Rutinitas kecil yang ternyata besar dampaknya
Pagi hari, aku selalu membuat kopi. Lalu duduk, menatap satu kanvas yang malam sebelumnya belum selesai. Kegiatan itu sederhana. Singkat. Tapi konsistensi melakukan hal kecil ini mengubah banyak hal. Aku tidak selalu produktif sepanjang hari. Ada hari-hari ketika pena tak mau bergerak dan cat terasa hambar. Itu wajar. Yang penting adalah kembali lagi ke meja, kembali menata palet, kembali menulis satu kalimat pendek—cukup untuk memulai.
Dalam rutinitas itulah lifestyle berkarya terbentuk. Bukan gaya hidup glamor, melainkan disiplin yang lembut. Tidur cukup. Jalan kaki sore. Mengumpulkan inspirasi dari pasar tradisional atau kafe kecil di sudut kota. Menjaga hubungan sosial juga bagian dari proses kreatif; obrolan ringan sering membuka pintu ide baru. Kehidupan sehari-hari yang sederhana memberi materi untuk karya yang nyata dan dekat dengan orang lain.
Apa arti “sukses” dalam seni bagiku?
Jika ditanya apa definisi sukses, aku akan menjawab dengan dua kata: keberlanjutan dan kejujuran. Keberlanjutan—karena aku ingin terus berkarya, meski tidak selalu mendapat pengakuan besar. Kejujuran—karena karya yang lahir dari kepura-puraan tidak akan bertahan lama di hatiku, apalagi di hati orang lain.
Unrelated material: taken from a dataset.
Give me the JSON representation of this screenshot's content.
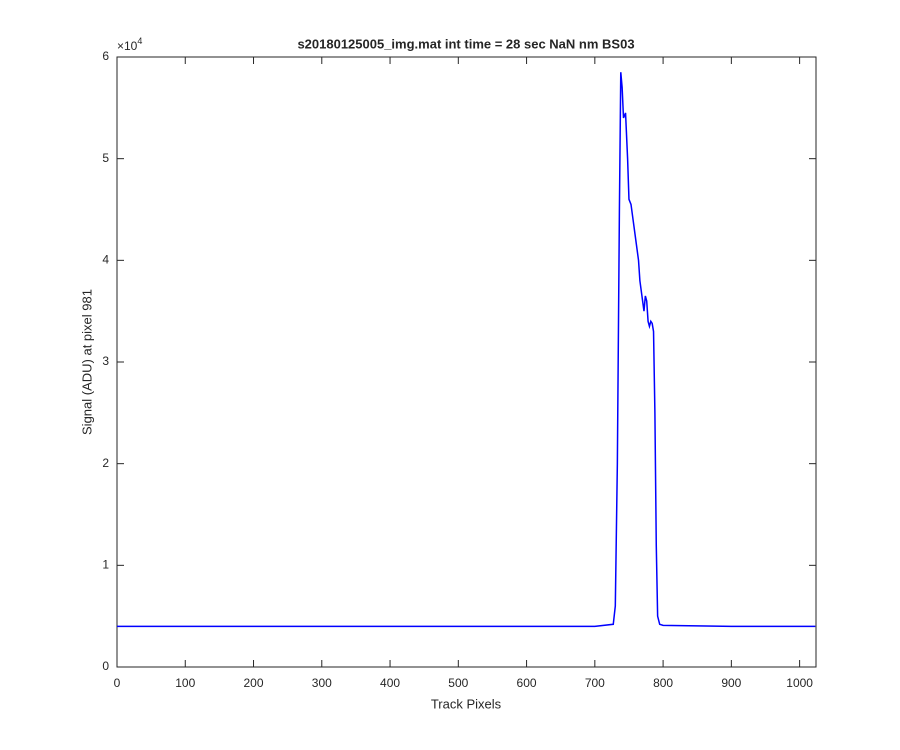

Ada kebanggaan tersendiri ketika seseorang membaca tulisanku lalu mengatakan, “Ini membuatku merasa tidak sendiri.” Itu adalah pengakuan yang lebih berharga daripada piala atau jumlah like yang banyak tapi kosong.
Aku punya situs kecil tempat menaruh beberapa karya dan tulisan, bukan untuk pamer tapi sebagai arsip kecil yang bisa dikunjungi kapan saja. Untuk yang ingin melihat, pernah kubagi beberapa koleksi di akisjoseph, sebagai catatan perjalanan yang terus diperbarui. Menonton karya sendiri berkembang dari waktu ke waktu memberi perspektif yang menenangkan; itu menunjukkan bahwa kita sedang bergerak, walau lambat.
Studio kecilku mungkin sempit, tetapi kata-kata yang lahir di dalamnya seringkali besar. Mereka menuntun tangan saat memegang kuas dan memberi suara pada kanvas yang bisu. Portofolio seni, tulisan pribadi, dan gaya hidup berkarya—ketiganya saling mengikat, membentuk identitas yang utuh. Dan aku, di sini, terus menulis, melukis, dan menata hidup yang sederhana ini menjadi sesuatu yang punya makna.